Pijnlijk is ook dat zowel Balkenende zelf als een groot deel van de CDA'ers liever had gezien dat Camiel Eurlings het stokje had overgenomen na de val van Balkenende III. Die inmiddels bekende onthulling is de verdienste van Boom. Zijn heldere, met veel vaart geschreven boek is een absolute aanrader.
Conclusie
De drie besproken boeken belichten uiteenlopende aspecten en periodes van Jan Peter Balkenende, maar over één ding zijn de auteurs het roerend eens: op de cruciale momenten was Balkenende (te) afwezig, toonde hij niet het leiderschap dat zijn functie vereist, miste hij het charismatische vermogen om boven de partijen uit te stijgen en de neuzen dezelfde kant uit te krijgen of een moeilijke knoop door te hakken. Balkenende was een harde werker, in de beste calvinistische traditie, een intellectueel met welomlijnde ideeën over staatsinrichting en -hervorming, maar van de leider van het land mag iets meer verwacht worden.

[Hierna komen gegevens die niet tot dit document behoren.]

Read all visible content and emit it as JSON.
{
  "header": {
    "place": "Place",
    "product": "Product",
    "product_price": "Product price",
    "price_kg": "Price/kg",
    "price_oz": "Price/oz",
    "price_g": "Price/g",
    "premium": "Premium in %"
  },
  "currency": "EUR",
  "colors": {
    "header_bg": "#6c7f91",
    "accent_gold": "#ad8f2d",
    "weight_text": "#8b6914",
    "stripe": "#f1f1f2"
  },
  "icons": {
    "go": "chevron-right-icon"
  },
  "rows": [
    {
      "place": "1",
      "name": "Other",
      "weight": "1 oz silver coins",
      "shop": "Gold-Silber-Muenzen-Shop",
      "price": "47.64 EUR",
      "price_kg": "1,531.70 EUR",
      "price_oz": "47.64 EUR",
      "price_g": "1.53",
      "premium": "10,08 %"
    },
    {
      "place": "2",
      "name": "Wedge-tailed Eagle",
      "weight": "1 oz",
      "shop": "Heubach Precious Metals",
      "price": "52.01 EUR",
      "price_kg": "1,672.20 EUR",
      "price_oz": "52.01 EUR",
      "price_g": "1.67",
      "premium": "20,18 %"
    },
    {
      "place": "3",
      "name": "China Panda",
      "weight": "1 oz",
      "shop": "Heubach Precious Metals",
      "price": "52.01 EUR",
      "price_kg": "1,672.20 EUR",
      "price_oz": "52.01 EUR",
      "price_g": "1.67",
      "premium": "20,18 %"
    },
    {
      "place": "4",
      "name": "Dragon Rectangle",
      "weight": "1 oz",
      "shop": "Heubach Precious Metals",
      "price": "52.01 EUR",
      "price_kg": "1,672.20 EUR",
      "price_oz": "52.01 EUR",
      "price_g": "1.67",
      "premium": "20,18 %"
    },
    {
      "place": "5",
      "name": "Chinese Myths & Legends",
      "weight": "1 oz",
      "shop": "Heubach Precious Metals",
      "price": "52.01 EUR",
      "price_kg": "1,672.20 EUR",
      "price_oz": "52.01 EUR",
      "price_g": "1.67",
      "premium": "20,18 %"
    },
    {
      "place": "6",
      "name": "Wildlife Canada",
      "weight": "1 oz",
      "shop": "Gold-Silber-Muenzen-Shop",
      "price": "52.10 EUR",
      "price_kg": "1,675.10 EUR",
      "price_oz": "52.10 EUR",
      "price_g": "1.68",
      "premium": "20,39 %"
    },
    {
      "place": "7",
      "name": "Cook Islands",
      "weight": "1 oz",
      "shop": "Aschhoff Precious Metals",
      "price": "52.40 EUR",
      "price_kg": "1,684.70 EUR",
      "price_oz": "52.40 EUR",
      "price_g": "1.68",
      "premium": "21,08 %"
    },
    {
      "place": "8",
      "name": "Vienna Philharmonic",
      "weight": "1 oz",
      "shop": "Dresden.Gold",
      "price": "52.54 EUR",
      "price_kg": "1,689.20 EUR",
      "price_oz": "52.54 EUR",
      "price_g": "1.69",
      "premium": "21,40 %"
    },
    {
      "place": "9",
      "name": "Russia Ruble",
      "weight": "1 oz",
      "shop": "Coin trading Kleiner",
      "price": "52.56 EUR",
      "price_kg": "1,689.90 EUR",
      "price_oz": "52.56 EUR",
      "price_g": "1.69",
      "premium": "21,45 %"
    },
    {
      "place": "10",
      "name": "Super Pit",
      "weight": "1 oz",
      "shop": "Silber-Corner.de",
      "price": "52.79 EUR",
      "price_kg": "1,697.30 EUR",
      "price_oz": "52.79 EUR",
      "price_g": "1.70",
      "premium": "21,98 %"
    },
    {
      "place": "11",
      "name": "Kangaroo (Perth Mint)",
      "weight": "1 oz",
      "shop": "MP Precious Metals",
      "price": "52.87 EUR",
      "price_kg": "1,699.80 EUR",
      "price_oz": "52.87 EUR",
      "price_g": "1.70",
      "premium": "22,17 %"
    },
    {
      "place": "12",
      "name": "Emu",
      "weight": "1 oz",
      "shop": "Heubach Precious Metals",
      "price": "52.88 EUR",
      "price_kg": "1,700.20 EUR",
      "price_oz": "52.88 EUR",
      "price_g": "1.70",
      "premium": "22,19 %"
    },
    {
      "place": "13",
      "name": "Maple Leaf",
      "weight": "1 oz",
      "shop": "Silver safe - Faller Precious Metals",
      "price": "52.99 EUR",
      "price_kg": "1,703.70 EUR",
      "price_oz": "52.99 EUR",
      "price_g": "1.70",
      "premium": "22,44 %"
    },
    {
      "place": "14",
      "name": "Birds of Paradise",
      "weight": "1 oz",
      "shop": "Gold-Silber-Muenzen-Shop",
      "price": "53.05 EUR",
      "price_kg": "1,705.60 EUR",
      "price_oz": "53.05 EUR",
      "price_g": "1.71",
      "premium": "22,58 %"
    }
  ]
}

Ik was 16 toen Balkenende premier werd, ik was 24 toen hij afscheid nam. Mijn jaren van politieke bewustwording en oriëntatie zijn dus voor een belangrijk deel bepaald door Balkenende. Gedurende die jaren heeft zich één overtuiging rotsvast in mij verankerd: dat Balkenende altijd te goeder trouw was. Hoeveel fouten hij ook maakte, hoe stuntelig hij ook overkwam, ik had nooit het gevoel met een volksverlakker, met een non-valeur van doen te hebben. In De geroepene staat een illustratief citaat van Ferd Crone (PvdA) over de mislukte onderhandelingen van 2003 tussen CDA en PvdA: '[Balkenende] had het er zichtbaar moeilijk mee. Zijn stem brak, zijn ogen werden vochtig. Het was duidelijk wie de hardliners waren: Verhagen en Wijn. Ze zaten die avond ontzettend stoer te doen - als corpsballen die er lol in hadden dat wij door de mangel werden gehaald. Maxime en Joop zien de politiek als één groot spel. Zo zit Jan Peter niet in elkaar.'
Een belangrijk bezwaar tegen Balkenende is niet eens zozeer zijn gebrek aan charisma, maar zijn economische ideeënontwikkeling. In De geroepene is mooi de geleidelijke overgang aan te wijzen. Bij het WI was Balkenende voortdurend op zoek naar een duurzaam evenwicht tussen staatsbemoeienis en vrije markteconomie, maar onder invloed van de VVD werd hij meer en meer een omarmer van de privatiseringspolitiek.
Balkenende miste de typisch katholieke elasticiteit waarover bijvoorbeeld een Lubbers wel beschikte. Het katholieke element van de christendemocratie - balans vinden tussen vrijheid en gelijkheid vanuit het oogpunt van broederschap en gemeenschapszin - is onder Balkenende ondergesneeuwd geraakt. Samenwerkingen tussen CDA en PvdA zijn feitelijk altijd problematisch geweest (Van Agt II, Lubbers III) en Balkendende IV is daar de trieste bevestiging van. Blijkbaar neigt het CDA altijd weer naar de VVD, de opmerking van Jan Schinkelshoek dat het CDA uiteindelijk altijd bewust én onbewust het midden opzoekt ten spijt.